Tendo em vista a grande quantidade de conteúdos disponíveis na internet, as redes sociais possuem um algaritmo capaz de filtrar e selecionar o que é apresentado a cada usuário. De acordo com Eli Parise, em seu livro “Filtro Invisível”, o filtro bolha é um aspecto da web de mostrar como resultado de busca apenas o que é de relevância para o internauta. Por causa disso, o indivíduo é encarcerado em um ciclo de informações repetidas e em grupos fechados que pensam de maneiras semelhantes, impedindo-o de pensar “fora da caixa”.

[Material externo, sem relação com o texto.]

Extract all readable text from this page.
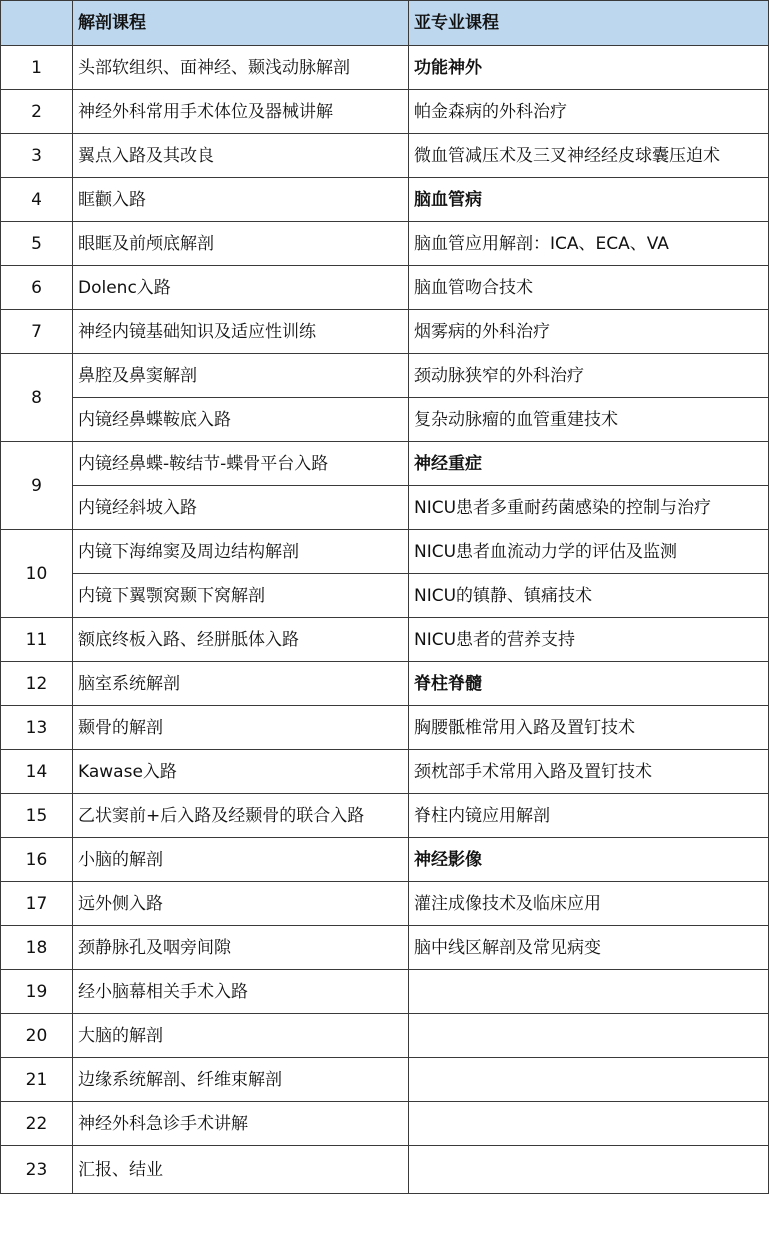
	解剖课程	亚专业课程
1	头部软组织、面神经、颞浅动脉解剖	功能神外
2	神经外科常用手术体位及器械讲解	帕金森病的外科治疗
3	翼点入路及其改良	微血管减压术及三叉神经经皮球囊压迫术
4	眶颧入路	脑血管病
5	眼眶及前颅底解剖	脑血管应用解剖：ICA、ECA、VA
6	Dolenc入路	脑血管吻合技术
7	神经内镜基础知识及适应性训练	烟雾病的外科治疗
8	鼻腔及鼻窦解剖	颈动脉狭窄的外科治疗
	内镜经鼻蝶鞍底入路	复杂动脉瘤的血管重建技术
9	内镜经鼻蝶-鞍结节-蝶骨平台入路	神经重症
	内镜经斜坡入路	NICU患者多重耐药菌感染的控制与治疗
10	内镜下海绵窦及周边结构解剖	NICU患者血流动力学的评估及监测
	内镜下翼颚窝颞下窝解剖	NICU的镇静、镇痛技术
11	额底终板入路、经胼胝体入路	NICU患者的营养支持
12	脑室系统解剖	脊柱脊髓
13	颞骨的解剖	胸腰骶椎常用入路及置钉技术
14	Kawase入路	颈枕部手术常用入路及置钉技术
15	乙状窦前+后入路及经颞骨的联合入路	脊柱内镜应用解剖
16	小脑的解剖	神经影像
17	远外侧入路	灌注成像技术及临床应用
18	颈静脉孔及咽旁间隙	脑中线区解剖及常见病变
19	经小脑幕相关手术入路	
20	大脑的解剖	
21	边缘系统解剖、纤维束解剖	
22	神经外科急诊手术讲解	
23	汇报、结业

Além disso, há uma forte influência das redes sociais nas tomadas de decisões dos usuários. Conforme um estudo da Universidade da Califórnia, cerca de 340 mil pessoas mudaram seu voto em uma simulação das eleições norte-americanas, após verem uma postagem positiva sobre um canditado nas redes sociais. Assim, é evidente a forma como as pessoas tendem a seguir o que lhe é apresentado, sem conferir a vericidade do conteúdo, colaborando para o efeito manada, isto é, todos seguindo um único caminho e agindo de uma mesma maneira.
Portanto, mediante aos fatos expostos, é possível extrair que, devido ao seu caráter retrógrado e manipulador, o efeito bolha só pode ser amenizado. Dessa forma, o Poder Legislativo, por meio de projetos, deve formular leis que proibam a utilização de algaritmos pelas plataformas digistais, bem como as redes sociais. A fim de impedir que os indivíduos tenham acesso limitado à informações, garantindo uma sociedade livre e sem correntes.